If the elbow issue is behind him, Cleveland could have themselves an excellent bat and defense in RF isn’t the train wreck it was in LF. This is exactly the kind of deal they should be making.
The phrase a dime a dozen comes to mind.
The phrase monday morning quarterback comes to mind.
The phrase “he had a good year one time a few years back” comes to mind.
Any word on the availability of Chris Carter?
Last I heard, he was crushing baseballs in the Mexican league.
With Clevinger out, watch for a trade of Luplow for starting pitching now.
They have plenty of starters, and Luplow isn’t gonna bring back anyone better than the options available in house
Boyd oh boy
Lindor, Ramirez and Bob Feller is Detroit’s asking price for Boyd.
Haha you might be right! DET asked for the Angel’s Brandon Marsh. It might be close
The Indians have 8 legit major league starters. Evens with Clevinger going on the IL, they still have 7. Plus a few pretty good prospects.
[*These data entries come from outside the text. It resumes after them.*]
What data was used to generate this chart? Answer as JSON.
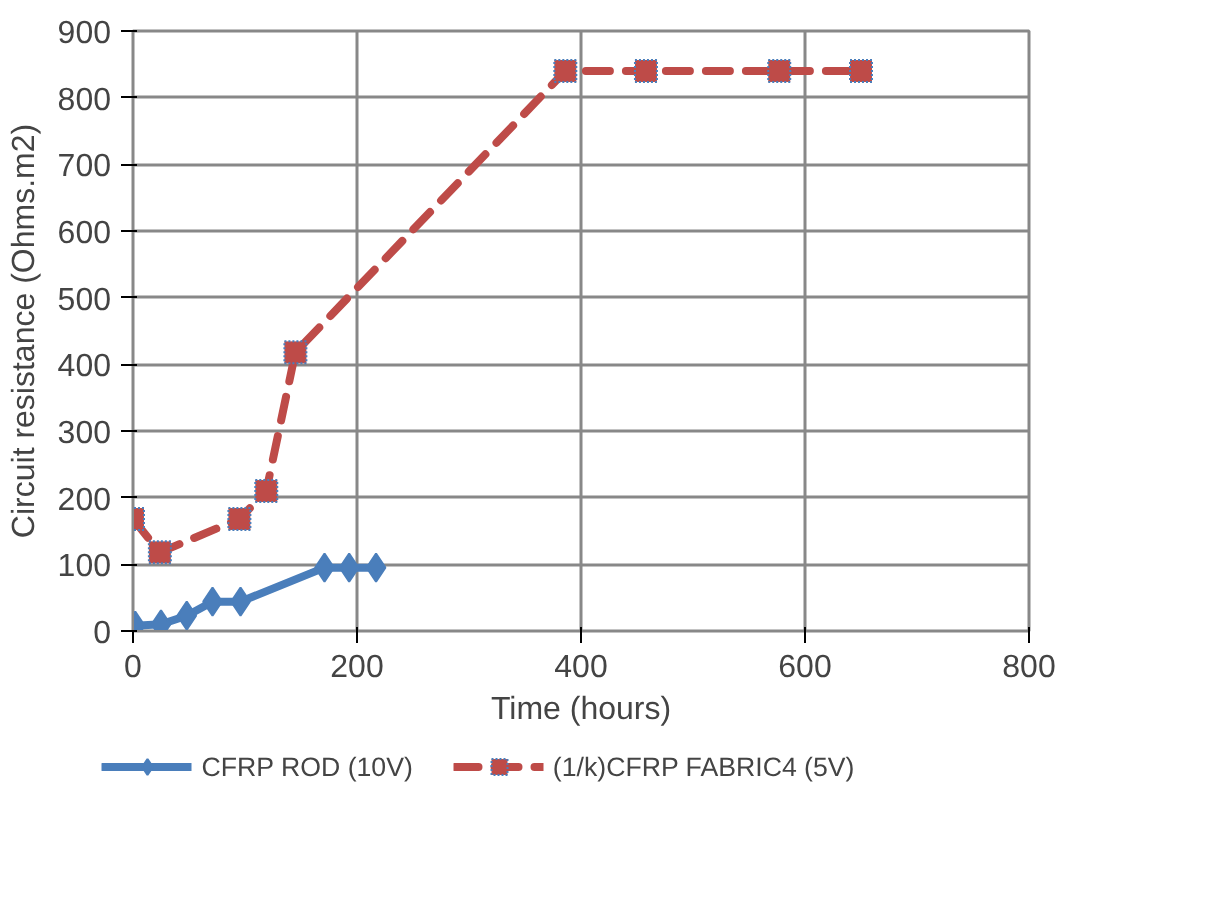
{
  "chart_data": {
    "type": "line",
    "xlabel": "Time (hours)",
    "ylabel": "Circuit resistance (Ohms.m2)",
    "xlim": [
      0,
      800
    ],
    "xticks": [
      0,
      200,
      400,
      600,
      800
    ],
    "ylim": [
      0,
      900
    ],
    "yticks": [
      0,
      100,
      200,
      300,
      400,
      500,
      600,
      700,
      800,
      900
    ],
    "grid": true,
    "legend": "bottom",
    "series": [
      {
        "name": "CFRP ROD (10V)",
        "color": "#4a7ebb",
        "marker": "diamond",
        "line_style": "solid",
        "x": [
          2,
          25,
          48,
          71,
          96,
          171,
          193,
          217
        ],
        "values": [
          8,
          10,
          23,
          44,
          44,
          95,
          95,
          95
        ]
      },
      {
        "name": "(1/k)CFRP FABRIC4 (5V)",
        "color": "#be4b48",
        "marker": "square",
        "line_style": "dashed",
        "x": [
          0,
          24,
          95,
          119,
          145,
          386,
          458,
          577,
          650
        ],
        "values": [
          168,
          118,
          168,
          210,
          418,
          840,
          840,
          840,
          840
        ]
      }
    ]
  }
}
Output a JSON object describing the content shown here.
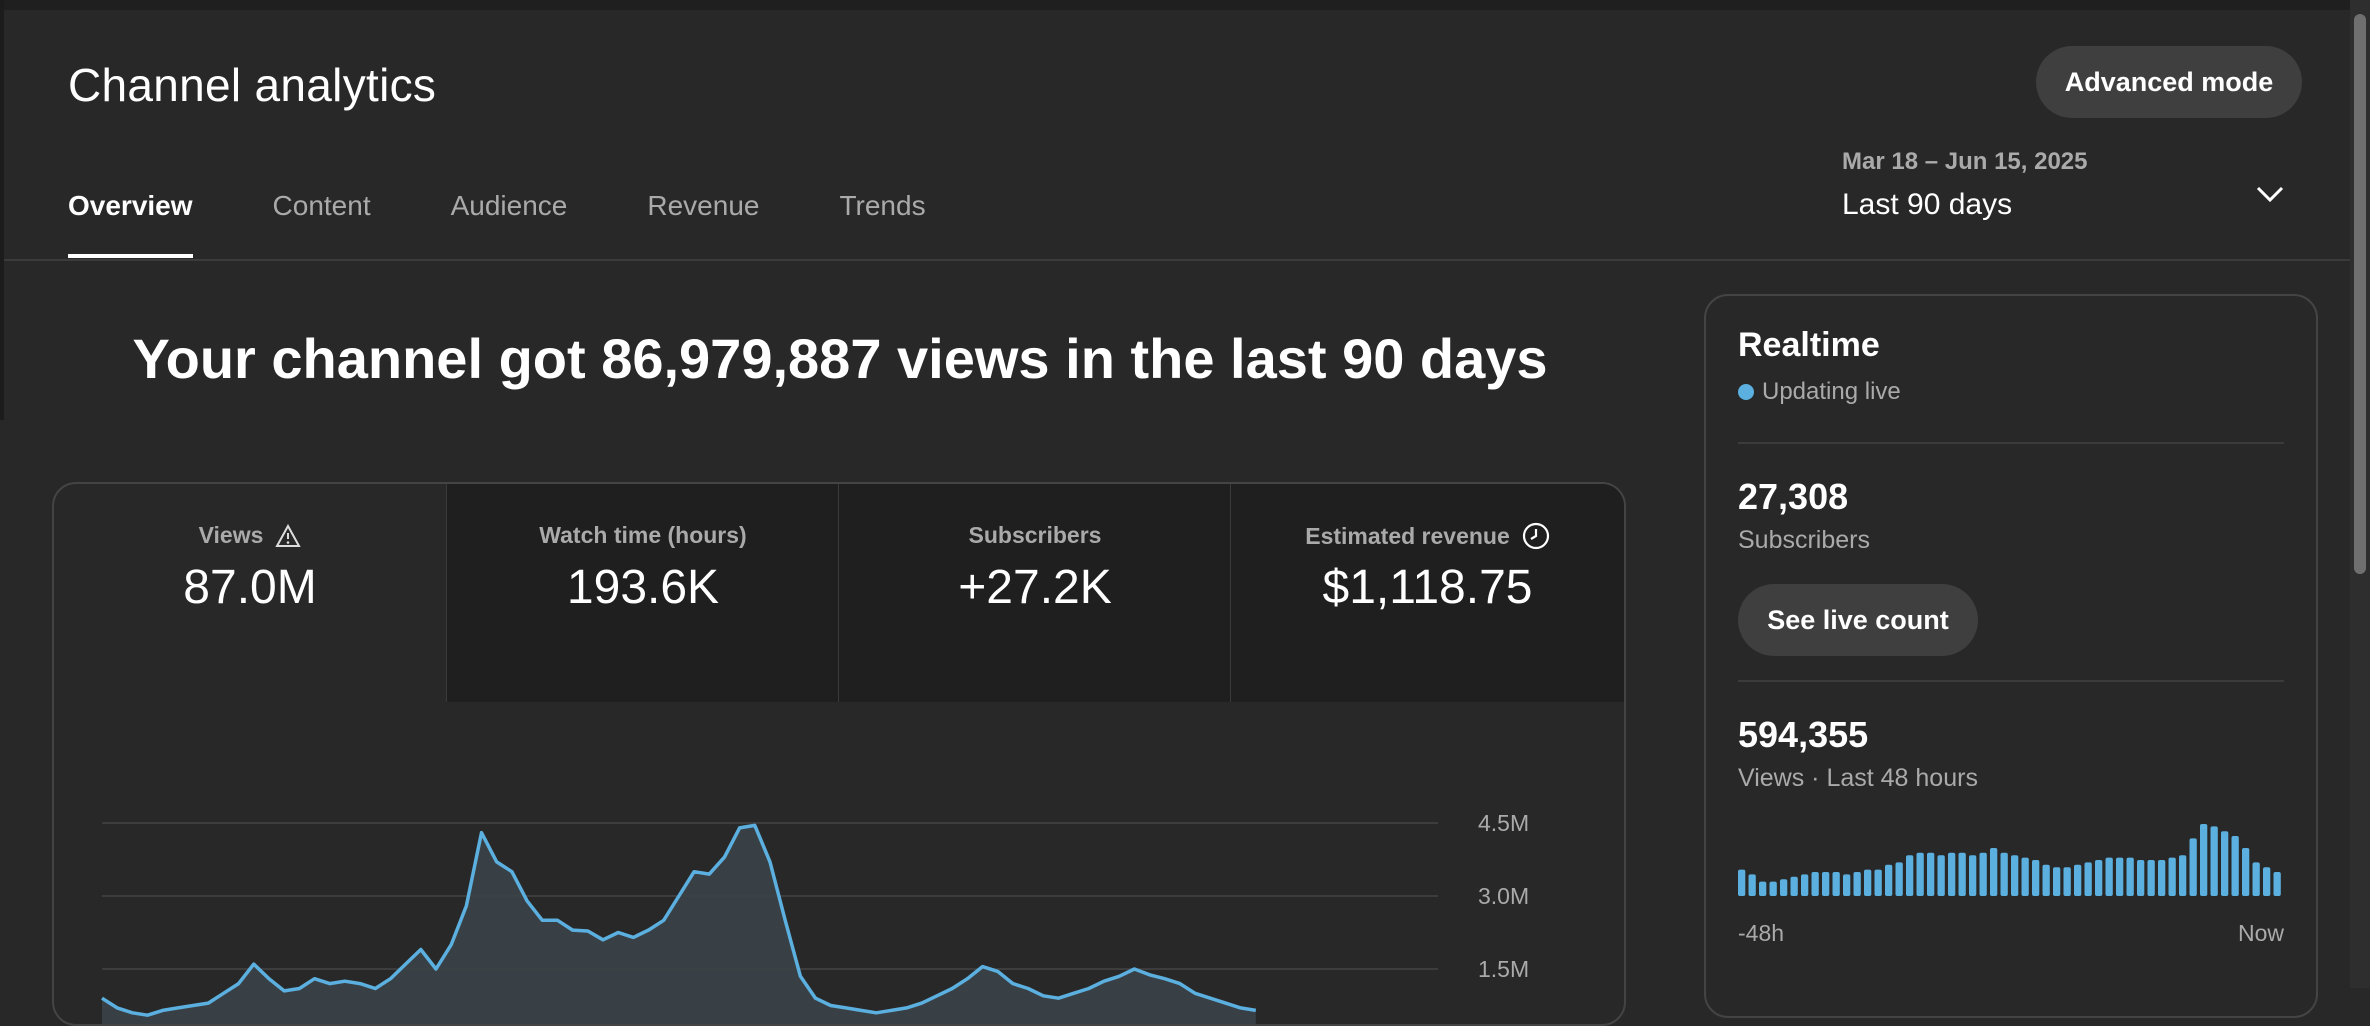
{
  "header": {
    "title": "Channel analytics",
    "advanced_mode_label": "Advanced mode"
  },
  "tabs": [
    {
      "label": "Overview",
      "active": true
    },
    {
      "label": "Content",
      "active": false
    },
    {
      "label": "Audience",
      "active": false
    },
    {
      "label": "Revenue",
      "active": false
    },
    {
      "label": "Trends",
      "active": false
    }
  ],
  "date_picker": {
    "range": "Mar 18 – Jun 15, 2025",
    "label": "Last 90 days",
    "icon": "chevron-down-icon"
  },
  "headline": "Your channel got 86,979,887 views in the last 90 days",
  "metrics": [
    {
      "label": "Views",
      "value": "87.0M",
      "icon": "warning-icon",
      "selected": true
    },
    {
      "label": "Watch time (hours)",
      "value": "193.6K",
      "selected": false
    },
    {
      "label": "Subscribers",
      "value": "+27.2K",
      "selected": false
    },
    {
      "label": "Estimated revenue",
      "value": "$1,118.75",
      "icon": "clock-icon",
      "selected": false
    }
  ],
  "colors": {
    "accent": "#5bb0e0",
    "background": "#282828",
    "card_inactive": "#1f1f1f",
    "text_secondary": "#aaaaaa"
  },
  "chart_data": {
    "type": "area",
    "ytick_labels": [
      "4.5M",
      "3.0M",
      "1.5M"
    ],
    "yticks": [
      4500000,
      3000000,
      1500000
    ],
    "ylim": [
      0,
      5000000
    ],
    "grid": true,
    "series": [
      {
        "values": [
          900000,
          700000,
          600000,
          550000,
          650000,
          700000,
          750000,
          800000,
          1000000,
          1200000,
          1600000,
          1300000,
          1050000,
          1100000,
          1300000,
          1200000,
          1250000,
          1200000,
          1100000,
          1300000,
          1600000,
          1900000,
          1500000,
          2000000,
          2800000,
          4300000,
          3700000,
          3500000,
          2900000,
          2500000,
          2500000,
          2300000,
          2280000,
          2100000,
          2250000,
          2150000,
          2300000,
          2500000,
          3000000,
          3500000,
          3450000,
          3800000,
          4400000,
          4450000,
          3700000,
          2500000,
          1350000,
          900000,
          750000,
          700000,
          650000,
          600000,
          650000,
          700000,
          800000,
          950000,
          1100000,
          1300000,
          1550000,
          1450000,
          1200000,
          1100000,
          950000,
          900000,
          1000000,
          1100000,
          1250000,
          1350000,
          1500000,
          1380000,
          1300000,
          1200000,
          1000000,
          900000,
          800000,
          700000,
          650000
        ]
      }
    ]
  },
  "realtime": {
    "title": "Realtime",
    "status": "Updating live",
    "subscribers_value": "27,308",
    "subscribers_label": "Subscribers",
    "see_live_count_label": "See live count",
    "views_value": "594,355",
    "views_label": "Views · Last 48 hours",
    "axis_start": "-48h",
    "axis_end": "Now",
    "bars": [
      11,
      9,
      6,
      6,
      7,
      8,
      9,
      10,
      10,
      10,
      9,
      10,
      11,
      11,
      13,
      14,
      17,
      18,
      18,
      17,
      18,
      18,
      17,
      18,
      20,
      18,
      17,
      16,
      15,
      13,
      12,
      12,
      13,
      14,
      15,
      16,
      16,
      16,
      15,
      15,
      15,
      16,
      17,
      24,
      30,
      29,
      27,
      25,
      20,
      14,
      12,
      10
    ]
  }
}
So the Ms had Domingo in right and Mallex Smith in center. Dom can’t catch and Mallex cannot pay attention to the game so he gets caught off base, throws to the wrong base, has the outs count wrong, all that really dumb stuff. Now we keep Mallex for the rebuild and dump the slow guy who cannot catch. Good luck with Dom. SMH #get rid of both
Mallex isn’t expected to be part of the future and will probably get sent packing as soon as youngsters are ready or Haniger is healthy. He’s at least a capable OF and played pretty good defense after his rough start to the year. Santana can’t play in OF at all. Was worst OF in league by a wide margin when he was playing LF and slightly less margin when in RF.
Defensively Santana is a fine DH.
Good potential for the cash strapped tribe.